Despite the high prevalence of Brachyspira pilosicoli colonization in certain human populations, there is a lack of uncertainty regarding the role of Brachyspira pilosicoli as a human pathogen. Identification of the bacterium requires specialized culture techniques as well as molecular-based technology that are only available in a few laboratories that undertake special diagnostic investigations.
The have been relatively few studies investigating the number of Brachyspira pilosicoli infections in humans. In one interesting human experimental study, a volunteer human drank cultures of Brachyspira pilosicoli isolated from an Australian Aboriginal child experiencing diarrhea. Examination of fecal samples revealed that the volunteer became heavily colonized by the bacteria and developed symptoms including abdominal pain, bloating, and headaches. Interestingly, the volunteer did not develop diarrhea and the bacteria could not be isolated from the blood stream. Treatment with oral metronidazole quickly removed the presence of the bacteria from the volunteer’s feces and symptoms ceased.

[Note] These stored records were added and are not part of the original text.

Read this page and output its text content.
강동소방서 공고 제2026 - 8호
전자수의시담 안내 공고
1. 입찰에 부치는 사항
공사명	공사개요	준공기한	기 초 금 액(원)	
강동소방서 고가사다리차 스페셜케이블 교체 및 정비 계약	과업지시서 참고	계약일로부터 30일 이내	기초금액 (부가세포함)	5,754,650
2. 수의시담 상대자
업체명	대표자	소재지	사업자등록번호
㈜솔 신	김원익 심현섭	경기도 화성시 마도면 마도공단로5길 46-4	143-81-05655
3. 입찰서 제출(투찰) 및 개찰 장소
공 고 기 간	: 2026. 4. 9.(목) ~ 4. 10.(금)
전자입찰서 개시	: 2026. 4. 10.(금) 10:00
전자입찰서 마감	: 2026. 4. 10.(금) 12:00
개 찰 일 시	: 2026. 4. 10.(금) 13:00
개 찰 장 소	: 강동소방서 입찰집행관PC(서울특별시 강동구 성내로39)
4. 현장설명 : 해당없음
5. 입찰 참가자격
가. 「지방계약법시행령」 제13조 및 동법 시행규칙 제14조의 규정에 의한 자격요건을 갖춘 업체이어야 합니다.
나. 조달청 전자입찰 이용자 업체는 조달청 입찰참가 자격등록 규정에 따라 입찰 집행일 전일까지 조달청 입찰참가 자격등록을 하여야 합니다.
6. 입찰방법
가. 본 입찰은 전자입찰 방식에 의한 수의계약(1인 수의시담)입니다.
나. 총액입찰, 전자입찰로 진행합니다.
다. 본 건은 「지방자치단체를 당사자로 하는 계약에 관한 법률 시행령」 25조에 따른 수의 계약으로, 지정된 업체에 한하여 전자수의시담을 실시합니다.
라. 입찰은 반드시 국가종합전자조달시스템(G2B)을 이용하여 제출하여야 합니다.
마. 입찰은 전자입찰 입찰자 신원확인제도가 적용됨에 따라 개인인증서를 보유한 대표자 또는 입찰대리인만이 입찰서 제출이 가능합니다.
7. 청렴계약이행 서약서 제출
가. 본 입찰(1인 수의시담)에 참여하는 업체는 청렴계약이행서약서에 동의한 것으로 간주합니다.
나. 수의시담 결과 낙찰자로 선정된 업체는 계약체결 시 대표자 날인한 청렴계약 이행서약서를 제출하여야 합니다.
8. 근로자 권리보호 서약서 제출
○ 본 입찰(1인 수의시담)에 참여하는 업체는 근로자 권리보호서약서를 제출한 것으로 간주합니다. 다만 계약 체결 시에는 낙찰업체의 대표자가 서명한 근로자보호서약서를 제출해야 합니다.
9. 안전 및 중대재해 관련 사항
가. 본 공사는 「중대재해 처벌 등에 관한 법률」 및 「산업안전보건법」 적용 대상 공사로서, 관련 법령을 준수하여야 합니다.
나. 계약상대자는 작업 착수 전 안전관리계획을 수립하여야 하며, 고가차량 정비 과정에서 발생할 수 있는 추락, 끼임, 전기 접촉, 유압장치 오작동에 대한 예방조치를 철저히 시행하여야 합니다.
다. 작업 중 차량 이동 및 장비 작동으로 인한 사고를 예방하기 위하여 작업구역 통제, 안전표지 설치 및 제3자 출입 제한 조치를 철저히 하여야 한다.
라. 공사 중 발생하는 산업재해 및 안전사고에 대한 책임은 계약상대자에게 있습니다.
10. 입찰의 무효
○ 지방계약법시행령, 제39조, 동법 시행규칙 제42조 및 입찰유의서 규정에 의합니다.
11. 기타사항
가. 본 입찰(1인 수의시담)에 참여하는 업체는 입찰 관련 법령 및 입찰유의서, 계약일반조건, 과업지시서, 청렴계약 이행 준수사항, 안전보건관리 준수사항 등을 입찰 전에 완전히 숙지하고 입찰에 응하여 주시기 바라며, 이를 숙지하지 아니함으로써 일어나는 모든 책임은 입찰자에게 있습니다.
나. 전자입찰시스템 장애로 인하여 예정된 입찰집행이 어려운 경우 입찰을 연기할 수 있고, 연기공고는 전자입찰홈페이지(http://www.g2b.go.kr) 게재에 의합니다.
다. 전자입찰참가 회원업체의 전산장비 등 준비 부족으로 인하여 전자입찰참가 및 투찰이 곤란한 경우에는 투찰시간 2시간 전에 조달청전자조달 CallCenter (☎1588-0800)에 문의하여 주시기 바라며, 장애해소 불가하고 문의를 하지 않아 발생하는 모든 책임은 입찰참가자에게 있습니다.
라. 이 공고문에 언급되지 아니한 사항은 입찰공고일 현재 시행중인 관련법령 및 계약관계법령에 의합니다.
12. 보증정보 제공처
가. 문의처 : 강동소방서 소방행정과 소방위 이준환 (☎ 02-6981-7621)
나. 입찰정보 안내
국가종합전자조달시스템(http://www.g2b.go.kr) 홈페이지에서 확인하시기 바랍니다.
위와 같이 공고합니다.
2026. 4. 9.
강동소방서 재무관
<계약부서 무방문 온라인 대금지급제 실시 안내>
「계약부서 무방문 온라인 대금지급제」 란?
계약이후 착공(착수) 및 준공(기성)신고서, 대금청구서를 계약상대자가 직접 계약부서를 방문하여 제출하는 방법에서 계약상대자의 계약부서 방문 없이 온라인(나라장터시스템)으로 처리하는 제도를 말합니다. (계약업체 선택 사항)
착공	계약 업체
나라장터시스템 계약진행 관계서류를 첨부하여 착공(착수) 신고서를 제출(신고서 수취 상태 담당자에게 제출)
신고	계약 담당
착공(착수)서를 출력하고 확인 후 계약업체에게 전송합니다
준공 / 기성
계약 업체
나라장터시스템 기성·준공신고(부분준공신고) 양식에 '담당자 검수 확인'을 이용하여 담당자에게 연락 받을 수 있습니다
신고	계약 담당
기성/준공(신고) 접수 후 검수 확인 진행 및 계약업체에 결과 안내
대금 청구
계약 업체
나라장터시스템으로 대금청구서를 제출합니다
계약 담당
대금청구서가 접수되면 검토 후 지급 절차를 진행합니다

Brachyspira pilosicoli colonization in humans has been found to be associated with conditions including chronic diarrhea, rectal bleeding, nonspecific abdominal discomfort, and failure to thrive in children. The bacteria have also been isolated from the bloodstream of individuals with other chronic conditions including alcoholism and cancer.
Other studies have identified risk factors for infection in humans including drinking contaminated water, bathing in contaminated water, living in rural or peri-urban villages in developing countries, living in rural Australian Aboriginal communities, recent migration or travel from a developing country, male homosexuality, positive HIV status, contact with animals, and coinfection with Brachyspira aalborgi and/or intestinal protozoa.
Scientists encourage clinicians and microbiologists to consider Brachyspira pilosicoli in their differential diagnosis of human disease. It is also recommended that appropriate use and development of diagnostic protocols be applied for the identification of spirochete species in clinical specimens.